7.Şansımıza Küselim

6.8K 282 4
                                    

Sabah alarmın sesiyle uyandım. Banyoya geçip rutin işlerimi hallettim. Odamdan çıkıp bulutu uyandırdım. Saçlarımı sıkı topuz yapıp yeşil eşofman takımımı giyindim. Buraya geleli dört gün olmuştu. Yandakilere aram hala tam sıcak olmasada ilk güne göre idare eder gibi. Ninenim isteği üzerine alışverişe çıktık. Bu teklifi tabiki Bulut kabul etti benide zorladı.

Dün Bulut, Buğra ve Yengemle beraber alışverişe çıktık. Artık yeni bir çevremiz vardı ve onlara biraz uyum göstermemiz gerekiyordu. Bizden beklenilen davranış buydu bizde yerine getiriyorduk ama ne bileyim hala tam bu yeniliklere alışamadım gibi.

Buğra Buluta yengemde bana yardım ediyordu. Kendi tarzımıza göre şeyler alsakta onlarda bize yorumlarda bulunuyordu. Genelde hangi mağazalardan alışveriş yapılıyor onları gösteriyorlardı. Melekte beğendiği bir kaç şeyi alıp beraber kombin yapacağımız şeylerden bahsediyordu. Alışveriş bitince evde ki boş dolaplarımızın yarısının dolacağı kadar eşya almıştık.
   
  
Üzerimi giyindikten sonra aşağıya indim. Buğrayı aradım. Ilk çalışta açtı.

"Günaydın pınar."

"Günaydın buğra. Hazır mısın?"

"Evet. Evden çıkıyordum şimdi."

"Tamam. Bizde çıkıyoruz."

"Tamam."
  
     
Telefonu kapattı. Telefonu cebime koydum. Bulutta gelince evden çıktık. Üçümüz beraber sahile koşuya çıktık.

Kırk dk kadar sonra eve döndük. Kısa bir duş alıp üzerime siyah dar pantolon üzerine pembe v yakalı kısa kollu tişört geçirdim. Etek kısımları volumluydu. Sade makyaj yapıp saçımı tepeden bağladım.

Mutfağa inip Çay için su koyarken Bulut yanıma geldi. Telefonla konuşuyordu.

"Tamam. Beş dk geleriz dede. Evet Pınarda gelecek." Dedi.

Telefonu kapattıktan sonra arka cebine koydu.

"Pınar dedemler kahvaltıya çağırıyorlar. Ikimizide."

"Bulut kendi adına gideceğini söyleseydin. Beni neden karıştırıyorsun?"

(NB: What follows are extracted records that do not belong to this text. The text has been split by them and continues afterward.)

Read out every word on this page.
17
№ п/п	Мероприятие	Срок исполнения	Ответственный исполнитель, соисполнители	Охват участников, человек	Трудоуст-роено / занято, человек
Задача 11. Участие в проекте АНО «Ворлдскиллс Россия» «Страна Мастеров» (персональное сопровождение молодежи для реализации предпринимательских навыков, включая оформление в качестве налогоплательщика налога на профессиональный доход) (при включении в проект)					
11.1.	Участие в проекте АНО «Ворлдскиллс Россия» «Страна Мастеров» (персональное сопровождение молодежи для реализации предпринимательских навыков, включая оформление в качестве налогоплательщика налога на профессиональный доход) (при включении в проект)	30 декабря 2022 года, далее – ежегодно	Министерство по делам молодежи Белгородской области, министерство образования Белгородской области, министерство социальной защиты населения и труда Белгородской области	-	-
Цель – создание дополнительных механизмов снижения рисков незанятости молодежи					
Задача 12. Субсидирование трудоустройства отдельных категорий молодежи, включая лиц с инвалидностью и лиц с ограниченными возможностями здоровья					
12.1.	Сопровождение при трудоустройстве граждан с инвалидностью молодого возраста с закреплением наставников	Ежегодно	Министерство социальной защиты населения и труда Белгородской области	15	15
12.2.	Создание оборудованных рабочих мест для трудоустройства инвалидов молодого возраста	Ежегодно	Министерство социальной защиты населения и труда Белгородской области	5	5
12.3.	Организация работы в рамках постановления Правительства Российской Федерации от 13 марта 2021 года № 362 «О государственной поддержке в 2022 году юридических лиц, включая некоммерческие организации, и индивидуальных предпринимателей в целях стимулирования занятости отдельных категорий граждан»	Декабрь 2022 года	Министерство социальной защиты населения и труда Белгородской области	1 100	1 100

"Gidiyoruz pınar. Oradada bu şekilde konuşma. İkiside yaşlı insanlar. Onlara bir şey olsun istemiyorum."

"Bir şey söyletme zaten onlara! Ben yanlarında rahat değilim diyorum sen beni her seferinde burunlarına kadar sokuyorsun! Sıkılıyorum artık bu durumdan."

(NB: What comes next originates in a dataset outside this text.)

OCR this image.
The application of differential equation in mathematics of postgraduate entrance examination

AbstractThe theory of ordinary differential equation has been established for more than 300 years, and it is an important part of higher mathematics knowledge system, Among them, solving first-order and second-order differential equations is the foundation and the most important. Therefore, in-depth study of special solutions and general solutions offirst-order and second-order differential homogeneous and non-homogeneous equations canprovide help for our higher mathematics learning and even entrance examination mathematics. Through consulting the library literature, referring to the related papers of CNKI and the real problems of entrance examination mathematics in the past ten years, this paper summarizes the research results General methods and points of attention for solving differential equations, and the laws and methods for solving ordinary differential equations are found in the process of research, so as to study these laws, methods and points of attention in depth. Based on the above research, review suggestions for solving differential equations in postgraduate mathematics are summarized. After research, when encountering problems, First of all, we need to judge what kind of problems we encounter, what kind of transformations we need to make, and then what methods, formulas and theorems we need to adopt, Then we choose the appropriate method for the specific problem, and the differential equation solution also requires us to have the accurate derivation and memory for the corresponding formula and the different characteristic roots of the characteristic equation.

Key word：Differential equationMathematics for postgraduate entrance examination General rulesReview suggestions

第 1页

Beni dinlememiş gibi "Hadi gidelim." Deyince kolunu cimcirdim.
Çayın altını kapatıp mutfaktan çıktım. O günden sonra evlerine gitmemiştim ama bir şekilde yine onların dibinde buluyordum kendimi.


Bulut ona sınır olmamışım gibi yanıma gelip kolunu omzuma attı. Karnına dirseğimle hafif vurdum ama oralı olmayınca bıraktım.
 
 
"Bulut öğlen Kübrayla dışarı çıkıcaz. Haberin olsun."

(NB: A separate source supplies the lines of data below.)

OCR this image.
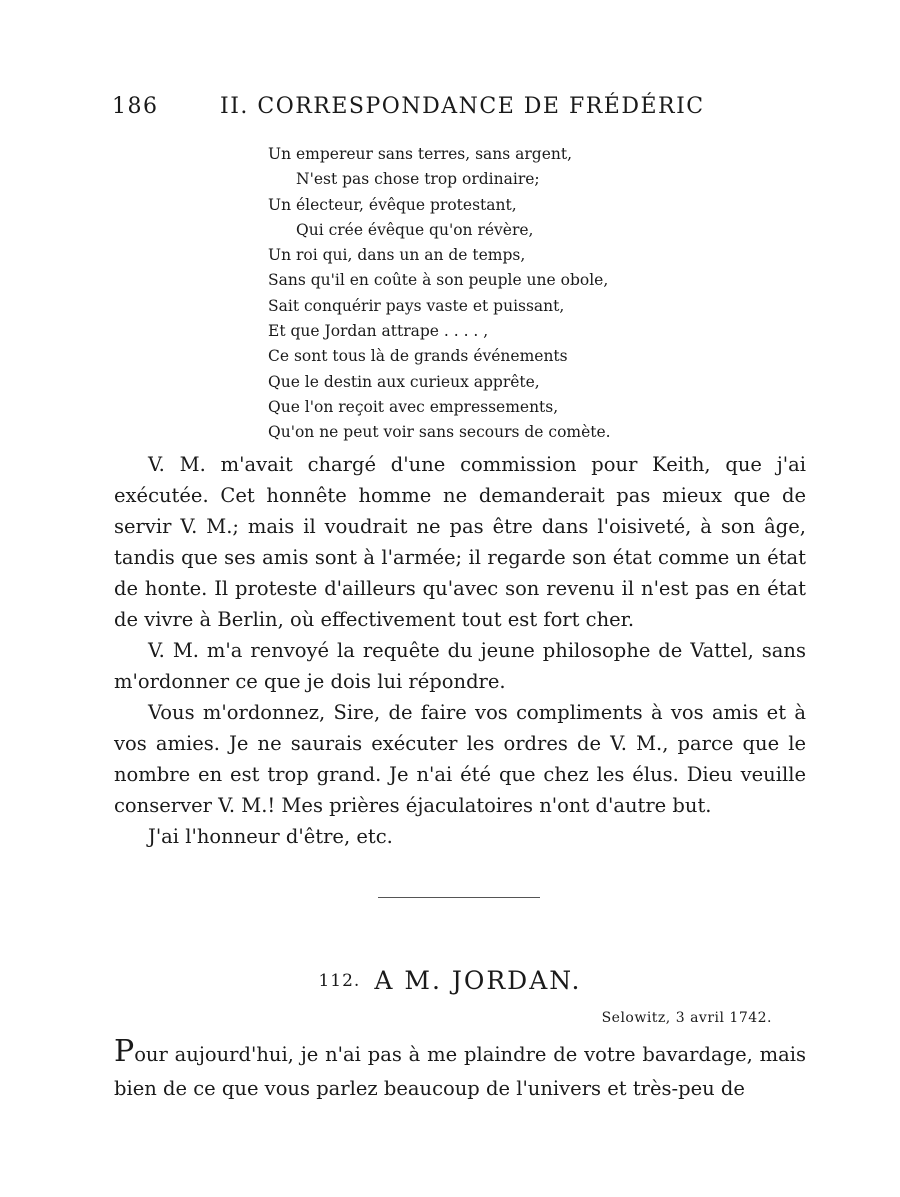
186	II. CORRESPONDANCE DE FRÉDÉRIC
Un empereur sans terres, sans argent,
N'est pas chose trop ordinaire;
Un électeur, évêque protestant,
Qui crée évêque qu'on révère,
Un roi qui, dans un an de temps,
Sans qu'il en coûte à son peuple une obole,
Sait conquérir pays vaste et puissant,
Et que Jordan attrape . . . . ,
Ce sont tous là de grands événements
Que le destin aux curieux apprête,
Que l'on reçoit avec empressements,
Qu'on ne peut voir sans secours de comète.

V. M. m'avait chargé d'une commission pour Keith, que j'ai exécutée. Cet honnête homme ne demanderait pas mieux que de servir V. M.; mais il voudrait ne pas être dans l'oisiveté, à son âge, tandis que ses amis sont à l'armée; il regarde son état comme un état de honte. Il proteste d'ailleurs qu'avec son revenu il n'est pas en état de vivre à Berlin, où effectivement tout est fort cher.

V. M. m'a renvoyé la requête du jeune philosophe de Vattel, sans m'ordonner ce que je dois lui répondre.

Vous m'ordonnez, Sire, de faire vos compliments à vos amis et à vos amies. Je ne saurais exécuter les ordres de V. M., parce que le nombre en est trop grand. Je n'ai été que chez les élus. Dieu veuille conserver V. M.! Mes prières éjaculatoires n'ont d'autre but.

J'ai l'honneur d'être, etc.

112. A M. JORDAN.
Selowitz, 3 avril 1742.
Pour aujourd'hui, je n'ai pas à me plaindre de votre bavardage, mais bien de ce que vous parlez beaucoup de l'univers et très-peu de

"Tamam nereye gideceksiniz?"

"Daha karar vermedik."

 

Beraber dedemlerin evine girdik. Dedem ve Anneannem yanlarına gidince elini uzattılar. Ellerini öptükten sonra yemek masasına geçtik. Bizi beklemişlerdi. Masada ne istersen vardı. Oldukça iştah açıcı görünüyordu.


Masanın başında dedem karşısında Anneannem oturmuştu. Dedemin Sağında Dayım solunda Bulut oturdu. Ben bulutun yanına benim yanımdada Buğra oturdu. Yengem ve Melekte Dayımın yanındaydı. Yemeğe başlamak için Dedemi bekledik. Dedem "Afiyet Olsun" deyince kahvaltımızı yapmaya başladık.  Reçellerden kayısı ve Gül reçelini çok beğendim.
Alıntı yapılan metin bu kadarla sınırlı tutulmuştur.